EDIT -- based on your comment, I want to make on thing clear. Since the reference in the original scope and the method scope both point to the same object, you can still change things on that object in both scopes. So if you do
d.drinkWater();
in the walkDog
method, and drinkWater
changes some variable on the dog object, then since both references point to the same object, which was changed.
It's only a distinction between what the references actually are in each scope. But it does come up a lot.
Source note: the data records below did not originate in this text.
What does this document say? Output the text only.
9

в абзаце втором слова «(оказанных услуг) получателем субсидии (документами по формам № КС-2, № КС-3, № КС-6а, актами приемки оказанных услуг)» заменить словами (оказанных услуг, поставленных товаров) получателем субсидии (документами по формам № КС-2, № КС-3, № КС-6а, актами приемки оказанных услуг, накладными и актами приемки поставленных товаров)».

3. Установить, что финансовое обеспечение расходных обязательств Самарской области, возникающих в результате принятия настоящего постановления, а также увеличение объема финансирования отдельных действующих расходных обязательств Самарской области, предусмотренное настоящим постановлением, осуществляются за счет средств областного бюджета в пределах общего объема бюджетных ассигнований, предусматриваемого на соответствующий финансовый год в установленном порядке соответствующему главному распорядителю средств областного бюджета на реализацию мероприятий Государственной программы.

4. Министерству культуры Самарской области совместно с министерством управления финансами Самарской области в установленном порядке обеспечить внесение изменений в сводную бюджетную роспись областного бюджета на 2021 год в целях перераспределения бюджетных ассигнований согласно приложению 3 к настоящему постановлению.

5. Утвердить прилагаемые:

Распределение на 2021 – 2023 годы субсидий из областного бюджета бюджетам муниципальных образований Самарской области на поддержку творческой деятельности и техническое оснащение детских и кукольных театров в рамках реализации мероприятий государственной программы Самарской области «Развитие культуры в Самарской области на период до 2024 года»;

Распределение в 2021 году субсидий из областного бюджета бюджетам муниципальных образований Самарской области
You can think of pass-by-value as passing only the value contained in the variable and not the variable itself. So then the value is copied into another temporary variable. In contrast, you can think of pass-by-reference as passing the actual variable and no temporary copies are made, so that any changes in the variable is 'saved'. Although there is more to it, it might be easier way to thinking about it
I think instead creeping around if Java supports pass by reference or values, one should be clear about the way of using the instances of the classes in Java in his implementation. It all happens to be the type of instances - mutable/immutable which is gonna decide the way we pass things to the functions! That's up to you to explore this difference!
Let me clarify my argument of why there is no need of chasing back at passing what?! Consider this... First Code:
void foobar(int *a){
printf("%d", *a);
}
int main(){
int a = 5;
foobar(&a);
return 0;
}
Here in this C code, what are you passing... the address of the variable 'a'. This happens to be the pass by reference! :)
Let us consider another one... Second Code:
void foobar(int* a){
printf("%d", *a);
}
int main(){
int a = 5;
int *p = &a;
foobar(p);
return 0;
}
Here in this C code, what am I passing....? The value of the variable 'p', doesn't matter whether it is pointer or something :P
So what do you call this as pass by value/pass by reference? I leave this to you! But all we need to look at is how we gonna implement... :)
So in Java... with what we pass we can say - It supports "Pass by value" or "Pass by reference of some instance" and not "Pass by reference"
***Only thing which I can clearly conclude is with the primitive data types in Java. Since there is no pointers with which one can edit the content of a byte without the actual variable, we can't have pass by reference for them(I mean the primitive data types) in Java.